Bastou a eclosão dos debates para surgirem diversos linguistas, colunistas, jornalistas, escritores, professores, etc., tentando surfar na onda do famosinho, que entende desde bosta a bomba atômica (o que justifica sua assessoria aos Ministros da nossa Suprema Corte), e narrarem seus traumas e inconformismos por não gostarem de romances, contos, clássicos, livros e, obviamente, lançaram a culpa no fundador da ABL. Interessante que grande parte das obras do Bruxo do Cosme Velho foram publicadas em folhetins e distribuídas para leitura sem restrições para os adolescentes.

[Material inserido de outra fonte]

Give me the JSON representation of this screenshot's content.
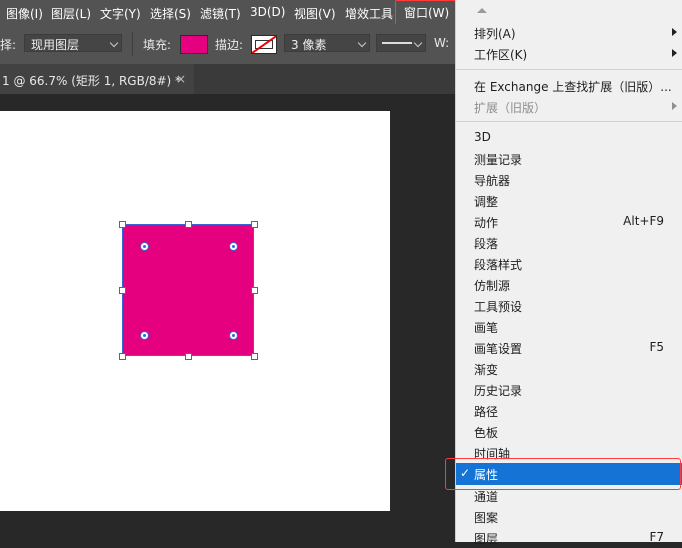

Penso que nenhum dos amontoados de folhas digitadas, que o Felipe Neto chama de livro, o que consequentemente o torna um escritor (ohhh!) tenha uma única linha comparável ao estilo técnico e artístico de Machado de Assis ou Álvares de Azevedo.

Será que as obras de Tolkien, Lord Byron, Shakespeare, Camões, Cervantes, Gabriel García Márquez, Dostoievski, Tolstói, Balzac, Stendhal, Dickens, entre tantos, devem ser abolidas da leitura para adolescentes de seus respectivos países? Será que física, química, biologia e matemática também devam ser extirpadas da educação básica por consequência dos métodos aplicados por alguns professores ou porque são entediantes para os adolescentes? Excluídos Azevedo e Assis, quais seriam postos em seus lugares? Um influencer escritor e algum poeta concreto? Ou frases de para-choque de caminhão e biscoitos da sorte?

Oscar Wilde afirma que “a literatura antecipa sempre a vida. Não a copia, molda-a aos seus desígnios.” Um bom livro é mais que um terapeuta auxiliando no encontro com as respostas, ou um amigo indicando a direção do caminho certo a seguir. Cabem-nos bem nesse momento algumas indagações: qual imaginário constituiremos? Qual geração queremos formar? Quais valores queremos tornar comum na sociedade? Determinação, audácia, destemor, tais como Penélope e Ulisses, de Homero; honestidade, coragem e bondade, como Dom Quixote, de Cervantes? Ou a arrogância e obstinação de quem diz que “Virar alvo de críticas me ensinou, principalmente, que mesmo na pior das análises não há a indiferença. Isso, por si só, é razão para sorrir.” Ou seja, sua filosofia é “fale mal ou bem, mas fale de mim”.

A leitura que uma sociedade aprecia forja seus comportamentos. Somos o que lemos. Apreciar um clássico é algo honroso, não um desserviço. Decidi ficar com Millôr Fernandes: “em ciência leia sempre os livros mais novos. Em literatura, os mais velhos.” Amo os clássicos.